GRAND RAPIDS, Mich. (WOOD) — The man now accused of murdering 19-year-old Cathy Swartz in 1988 was never on investigators’ radar for decades despite the fact the two knew each other, a source close to the investigation told News 8.
Robert Waters, 53, was arrested for open murder in South Carolina Sunday, breaking open a Three Rivers cold case that was a mystery for three and a half decades.
In December 1988, investigators say, Waters viciously beat Swartz, stabbed her multiple times and then strangled her to death while her 9-month-old daughter was nearby. Investigators believe Swartz fought back: They found defensive wounds and signs of attempted rape. Her fiancé later found her body on her bedroom floor in her apartment. Despite thousands of interviews, fingerprints and footprints collected and DNA analysis, the investigation came up empty.
The source said Waters was not on the investigators’ radar until they turned to forensic genetic genealogy. That brought the list of suspects down to a single family and then Waters, leading to his arrest.
The source close to the investigation said detectives have interviewed Waters, but he hasn’t told them anything. Investigators currently have no motive for the killing, the source added.
St. Joseph County Prosecutor David Marvin also told News 8 he believes Waters and Swartz knew each other.
News 8 has learned Waters attended Three Rivers High School as a freshman in 1985. Swartz was a student in nearby Mendon then. She didn’t attend Three Rivers High School until two years later, her senior year.
Sometime after Swartz died in 1988, Waters moved to South Carolina and got married. He has no criminal record in Michigan nor in South Carolina. Since 1999, he and his wife have owned and operated a plumbing business in Beaufort, South Carolina, called Waters Plumbing of the Lowcountry.
When News 8 called the business on Tuesday, the answering machine played a message that said, “Thank you for calling Waters Plumbing. Due to a family emergency, we are no longer scheduling calls.”
The person who recorded the message provided her email and said she would be checking it periodically.
“Please keep our family in your thoughts and prayers,” the woman said. “Thank you.”

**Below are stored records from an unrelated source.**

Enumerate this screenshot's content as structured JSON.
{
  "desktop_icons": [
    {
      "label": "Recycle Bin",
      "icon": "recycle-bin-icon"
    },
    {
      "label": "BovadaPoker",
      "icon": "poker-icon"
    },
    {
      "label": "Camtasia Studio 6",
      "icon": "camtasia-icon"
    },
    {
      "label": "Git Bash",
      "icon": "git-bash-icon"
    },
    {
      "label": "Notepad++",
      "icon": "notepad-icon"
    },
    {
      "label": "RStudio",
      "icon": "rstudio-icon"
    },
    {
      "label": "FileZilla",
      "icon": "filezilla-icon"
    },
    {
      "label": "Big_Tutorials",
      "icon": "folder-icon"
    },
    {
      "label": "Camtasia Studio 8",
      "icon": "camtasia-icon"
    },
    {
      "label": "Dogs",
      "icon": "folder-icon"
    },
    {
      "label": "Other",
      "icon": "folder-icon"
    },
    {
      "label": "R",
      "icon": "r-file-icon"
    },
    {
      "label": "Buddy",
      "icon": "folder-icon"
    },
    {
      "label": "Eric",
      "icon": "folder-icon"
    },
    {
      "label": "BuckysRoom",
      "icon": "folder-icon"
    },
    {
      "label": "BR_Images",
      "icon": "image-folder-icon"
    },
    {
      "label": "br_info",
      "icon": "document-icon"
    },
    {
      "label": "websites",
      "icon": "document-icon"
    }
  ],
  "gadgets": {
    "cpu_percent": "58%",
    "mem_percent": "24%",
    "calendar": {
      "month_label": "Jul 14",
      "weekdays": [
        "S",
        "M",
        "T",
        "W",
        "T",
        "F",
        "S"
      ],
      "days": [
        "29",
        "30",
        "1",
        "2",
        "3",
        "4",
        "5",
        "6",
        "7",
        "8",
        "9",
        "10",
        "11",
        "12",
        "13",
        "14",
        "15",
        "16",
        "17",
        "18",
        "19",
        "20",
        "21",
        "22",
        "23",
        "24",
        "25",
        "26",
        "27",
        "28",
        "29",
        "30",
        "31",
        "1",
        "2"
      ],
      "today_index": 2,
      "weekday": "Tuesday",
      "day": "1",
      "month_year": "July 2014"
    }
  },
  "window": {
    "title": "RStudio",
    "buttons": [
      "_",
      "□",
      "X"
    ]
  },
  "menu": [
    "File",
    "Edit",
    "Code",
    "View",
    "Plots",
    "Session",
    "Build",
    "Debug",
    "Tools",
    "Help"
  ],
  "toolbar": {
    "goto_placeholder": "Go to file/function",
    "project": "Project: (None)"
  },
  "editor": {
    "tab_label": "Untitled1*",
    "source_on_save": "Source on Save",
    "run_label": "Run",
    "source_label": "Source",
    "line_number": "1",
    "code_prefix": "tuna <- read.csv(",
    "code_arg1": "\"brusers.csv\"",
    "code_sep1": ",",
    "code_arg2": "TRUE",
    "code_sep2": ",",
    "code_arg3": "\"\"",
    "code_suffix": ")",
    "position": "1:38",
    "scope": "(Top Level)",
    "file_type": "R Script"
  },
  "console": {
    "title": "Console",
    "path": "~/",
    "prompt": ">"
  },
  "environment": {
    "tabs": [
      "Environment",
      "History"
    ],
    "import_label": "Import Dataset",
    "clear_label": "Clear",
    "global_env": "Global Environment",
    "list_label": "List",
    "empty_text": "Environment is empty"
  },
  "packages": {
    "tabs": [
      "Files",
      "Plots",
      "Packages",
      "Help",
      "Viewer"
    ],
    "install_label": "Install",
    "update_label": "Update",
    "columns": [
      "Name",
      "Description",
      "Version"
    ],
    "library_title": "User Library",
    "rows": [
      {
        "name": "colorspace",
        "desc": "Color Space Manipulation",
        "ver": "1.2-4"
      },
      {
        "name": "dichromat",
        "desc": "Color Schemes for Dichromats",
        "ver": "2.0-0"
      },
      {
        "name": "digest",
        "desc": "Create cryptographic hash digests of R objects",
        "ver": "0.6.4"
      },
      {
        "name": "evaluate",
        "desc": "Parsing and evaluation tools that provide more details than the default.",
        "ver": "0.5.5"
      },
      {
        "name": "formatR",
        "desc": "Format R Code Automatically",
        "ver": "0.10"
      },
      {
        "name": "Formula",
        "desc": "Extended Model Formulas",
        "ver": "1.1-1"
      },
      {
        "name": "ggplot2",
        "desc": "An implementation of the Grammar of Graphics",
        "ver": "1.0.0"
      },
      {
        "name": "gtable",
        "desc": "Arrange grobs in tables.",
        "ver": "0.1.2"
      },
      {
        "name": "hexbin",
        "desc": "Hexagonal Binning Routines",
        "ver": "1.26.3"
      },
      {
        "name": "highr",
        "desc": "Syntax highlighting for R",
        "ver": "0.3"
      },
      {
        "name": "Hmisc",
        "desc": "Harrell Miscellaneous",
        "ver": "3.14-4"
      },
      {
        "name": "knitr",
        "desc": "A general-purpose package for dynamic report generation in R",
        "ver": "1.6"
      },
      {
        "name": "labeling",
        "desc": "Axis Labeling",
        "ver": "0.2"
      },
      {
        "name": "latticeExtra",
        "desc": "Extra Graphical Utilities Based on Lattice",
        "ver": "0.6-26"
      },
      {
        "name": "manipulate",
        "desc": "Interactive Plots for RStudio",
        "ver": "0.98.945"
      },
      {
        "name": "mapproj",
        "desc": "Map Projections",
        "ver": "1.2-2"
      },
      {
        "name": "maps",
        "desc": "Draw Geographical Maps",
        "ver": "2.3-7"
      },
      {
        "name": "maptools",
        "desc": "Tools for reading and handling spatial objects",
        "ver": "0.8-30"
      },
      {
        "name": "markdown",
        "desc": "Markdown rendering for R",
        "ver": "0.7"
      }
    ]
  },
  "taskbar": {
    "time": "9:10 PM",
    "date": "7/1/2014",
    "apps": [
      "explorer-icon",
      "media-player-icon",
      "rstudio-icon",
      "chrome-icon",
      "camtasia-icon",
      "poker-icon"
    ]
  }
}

After that, an automated message said, “The person you have called is not accepting messages at this time. Please try your call again later. Thank you, goodbye.”
FORMER CHIEF: FAMILIES NEED ANSWERS
Word of Waters’ arrest was a surprise to many, including one of the first police officers to arrive at Swartz’s home the night she died.
Tom Bringman, who became the Three Rivers police chief in 2007 and retired in 2021, was 14 years into his career when Swartz died. He and fellow officer Mike Mohney were the first to see her body.
“You can tell that she had put up a fight,” Bringman said. “It was a horrible scene to see, something people don’t want to see.”
He said they cleared the home before getting Swartz’s baby out of the next room. Then they provided security while Michigan State Police investigators worked the scene.
“What we did is … one of us guarded the front (and) the other one guarded the back,” Bringman said.
As the case went unsolved for years, Bringman said the Three Rivers community and police department wanted to find closure.
“As officers, you want to make sure everything’s solved. Families need to have answers. Friends need to have answers. So it was a very important thing to us,” Bringman said. “Eventually, it came down to the point that we realized it was going to have to be through DNA.”
He said without the DNA, it’s likely the case would never have been solved.
He was relieved when he learned investigators had made an arrest.
“I was like … the person is finally going to be held accountable,” Bringman said. “As an officer, I feel bad that it wasn’t able to be solved while both parents were still alive, but it wasn’t able to. It’s just good that it finally was solved.”
Marvin told News 8 that Waters waived his right to extradition. The St. Joseph County Sheriff’s Department was making arrangements to bring him back to Michigan and he was expected to be arraigned later this week, the prosecutor said. If convicted, he could spend the rest of his life in prison.